I have a small penis (thumb size) and balls the size of large grapes, but fortunately I am a grower and about 5.75" erect although relatively thin.

It's not that I hate the way I look now as I have come to accept it as normal for my particular circumstances, but it's a far cry from what I would like to look like and I have never felt very secure in comparison to other gay men. But hey, what can you do when the medical profession can't cure some ills without creating other issues?
 
My whole body. Why? I'm ugly, and have a poor physique. I'm especially insecure about my penis. Why? It's small. Small peckers aren't exactly popular...
Beauty is not only supposed to be in the eye of the beholder but also skin deep, so just because one feels that they are ugly doesn't mean that everyone else feels the same way: there is always hope that someone else will love us for their own reasons.

Male insecurity about penis size is an issue that has been around seemingly forever, which I find fascinating.
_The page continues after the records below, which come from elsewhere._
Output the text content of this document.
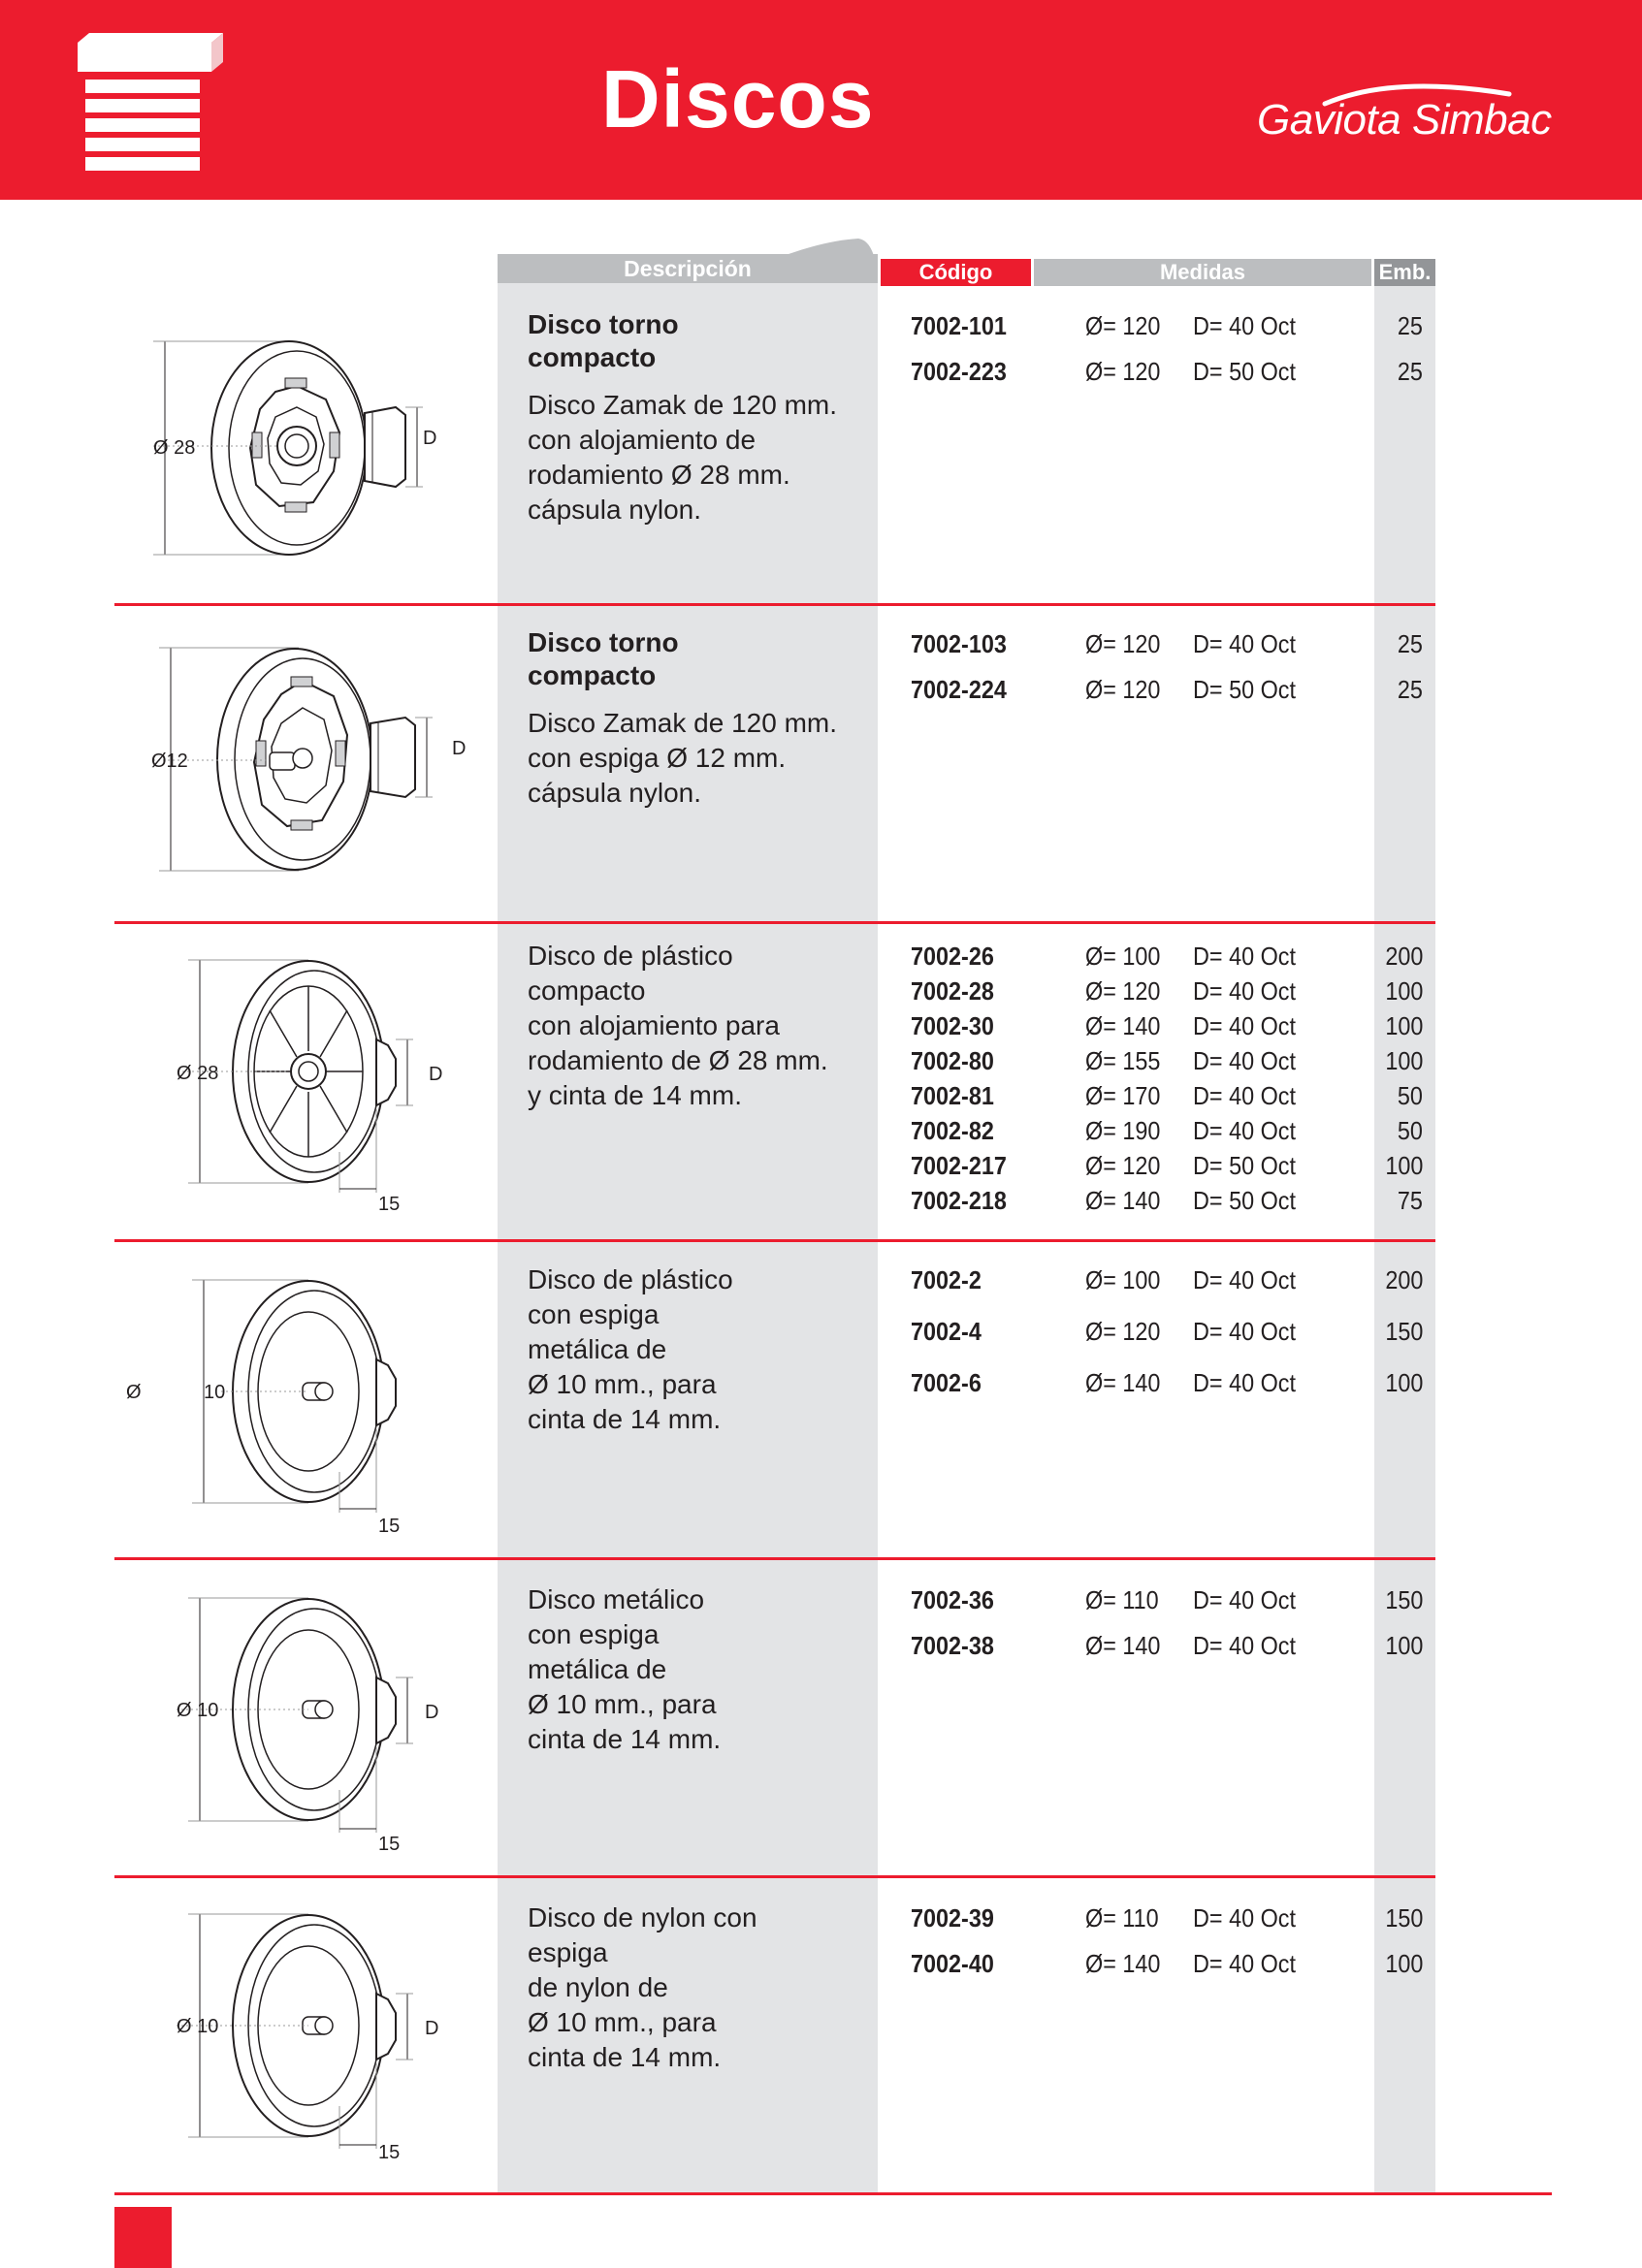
Discos	Gaviota Simbac
Descripción	Código	Medidas	Emb.
Ø 28	D
Disco torno
compacto
Disco Zamak de 120 mm.
con alojamiento de
rodamiento Ø 28 mm.
cápsula nylon.
7002-101	Ø= 120 D= 40 Oct	25
7002-223	Ø= 120 D= 50 Oct	25
Ø12
D
Disco torno
compacto
Disco Zamak de 120 mm.
con espiga Ø 12 mm.
cápsula nylon.
7002-103	Ø= 120 D= 40 Oct	25
7002-224	Ø= 120 D= 50 Oct	25
Ø 28	D
15
Disco de plástico
compacto
con alojamiento para
rodamiento de Ø 28 mm.
y cinta de 14 mm.
7002-26	Ø= 100 D= 40 Oct	200
7002-28	Ø= 120 D= 40 Oct	100
7002-30	Ø= 140 D= 40 Oct	100
7002-80	Ø= 155 D= 40 Oct	100
7002-81	Ø= 170 D= 40 Oct	50
7002-82	Ø= 190 D= 40 Oct	50
7002-217	Ø= 120 D= 50 Oct	100
7002-218	Ø= 140 D= 50 Oct	75
Ø	10
15
Disco de plástico
con espiga
metálica de
Ø 10 mm., para
cinta de 14 mm.
7002-2	Ø= 100 D= 40 Oct	200
7002-4	Ø= 120 D= 40 Oct	150
7002-6	Ø= 140 D= 40 Oct	100
Ø 10	D
15
Disco metálico
con espiga
metálica de
Ø 10 mm., para
cinta de 14 mm.
7002-36	Ø= 110 D= 40 Oct	150
7002-38	Ø= 140 D= 40 Oct	100
Ø 10	D
15
Disco de nylon con
espiga
de nylon de
Ø 10 mm., para
cinta de 14 mm.
7002-39	Ø= 110 D= 40 Oct	150
7002-40	Ø= 140 D= 40 Oct	100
Whilst I won't reject someone based on penis size, I'm attracted to larger penises for some reason as they create a greater level of visual excitement for me, but they aren't as practical the larger they are which is a contradiction.

Despite many women saying size doesn't matter, I wonder if secretly it does, just as female animals are drawn to certain physical characteristics of maleness. I hold the belief that my gayness is a result of me having a partly female brain wiring, so I wonder if I too have that hypothesised fundamental attraction. However, that would be a biological attraction and as a human being I also have a brain that can moderate my impulses to achieve other ends. So, whilst I may be excited by large penises, I accept other conditions as equally satisfactory in achieving my goals and can hold contradictory situations in mind.

I think it also applies to heterosexual males when it comes to female breast size: it's a fundamental biological motivator, but not the only factor taken into consideration.

What I find curious is the reluctance to accept that we have fundamental motivators tied to our biology, but we also have the ability to moderate them (although not completely control them) and pursue other conditions as well.